Ein knallroter Teppich klatscht auf einen Fußboden, dann legt sich eine Frau im hellblauen Kleid darauf. Schon in seiner ersten Einstellung kann sich AS MUCH AS ANYONE der Aufmerksamkeit seiner Zuschauer sicher sein. Ästhetisch reizvoll, immer auf das Farbspiel bedacht, zeigt er Schauspielerinnen, die Szenen ihres beruflichen Lebens wiedergeben. Dabei ist nicht von vornherein sicher, ob sie vor der Kamera dokumentarisch erzählen oder ob sie spielen, denn die Kamera hat in AS MUCH AS ANYONE gleich mehrere Funktionen.

Erst in der Diskussion schaffte es die Jury, sich ein kohärentes Bild der verschiedenen Ebenen in Stefan Ramírez Pérez experimentellem Kurzfilm zu verschaffen. AS MUCH AS ANYONE zeigt vier aufstrebende Schauspielerinnen unterschiedlichen Alters, die alle versuchen, in Los Angeles Fuß zu fassen.
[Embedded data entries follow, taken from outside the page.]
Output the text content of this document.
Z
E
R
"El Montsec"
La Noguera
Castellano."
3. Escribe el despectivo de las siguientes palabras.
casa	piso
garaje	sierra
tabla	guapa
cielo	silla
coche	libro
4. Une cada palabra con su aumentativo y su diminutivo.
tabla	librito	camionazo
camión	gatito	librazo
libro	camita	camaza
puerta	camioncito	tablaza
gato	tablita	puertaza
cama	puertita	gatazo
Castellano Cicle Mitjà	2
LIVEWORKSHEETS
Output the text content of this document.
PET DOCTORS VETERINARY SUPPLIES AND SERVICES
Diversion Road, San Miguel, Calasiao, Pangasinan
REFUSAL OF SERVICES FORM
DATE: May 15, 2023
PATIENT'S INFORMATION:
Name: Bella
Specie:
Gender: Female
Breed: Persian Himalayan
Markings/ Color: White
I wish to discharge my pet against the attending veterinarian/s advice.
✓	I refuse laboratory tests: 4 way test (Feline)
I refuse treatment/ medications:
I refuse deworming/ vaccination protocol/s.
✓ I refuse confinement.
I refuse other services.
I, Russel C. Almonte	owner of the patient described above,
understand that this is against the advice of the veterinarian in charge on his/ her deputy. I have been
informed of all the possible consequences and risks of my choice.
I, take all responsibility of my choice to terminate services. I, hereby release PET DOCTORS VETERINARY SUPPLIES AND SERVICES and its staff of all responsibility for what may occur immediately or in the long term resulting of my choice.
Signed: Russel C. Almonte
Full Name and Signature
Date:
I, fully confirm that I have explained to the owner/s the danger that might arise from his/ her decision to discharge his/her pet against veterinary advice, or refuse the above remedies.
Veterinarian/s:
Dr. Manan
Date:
Alle vier haben ein anderes Leben hinter sich gelassen. um beim Film Anerkennung zu finden, alle vier haben gute und vor allem auch schlechte Erfahrungen in der Film- und Fernsehstadt gemacht.

Für AS MUCH AS ANYONE mixt Pérez Interviewsequenzen und Spielszenen, Eindrücke aus dem realen Schauspielerinnenleben und Interpretationen adäquater Rollen aus Theaterstücken. Die Schauspielerinnen präsentieren sich selbst, inszenieren aber auch das Leben ihrer Kolleginnen auf der Bühne. Die Wirkung ist verblüffend. Auch wenn Peréz‘ UHD-Kamera die Verletzlichkeit der Protagonistinnen festhalten kann, verwischen die Charaktere zunehmend, die Figuren der Schauspielerinnen erscheinen immer austauschbarer, was sie im realen Berufsleben zumeist und leider auch sind. Durch einfache, fast willkürlich erscheinende Schnitte getrennt, haben die Szenen einen ungemein hohen Wirkungsgrad. In knapp 17 Minuten Lauflänge entfaltet AS MUCH AS ANYONE einen intensiven Eindruck der Vergeblichkeit, der Desillusionierung des Schauspielerinnenlebens in der tristen Scheinwelt von Los Angeles.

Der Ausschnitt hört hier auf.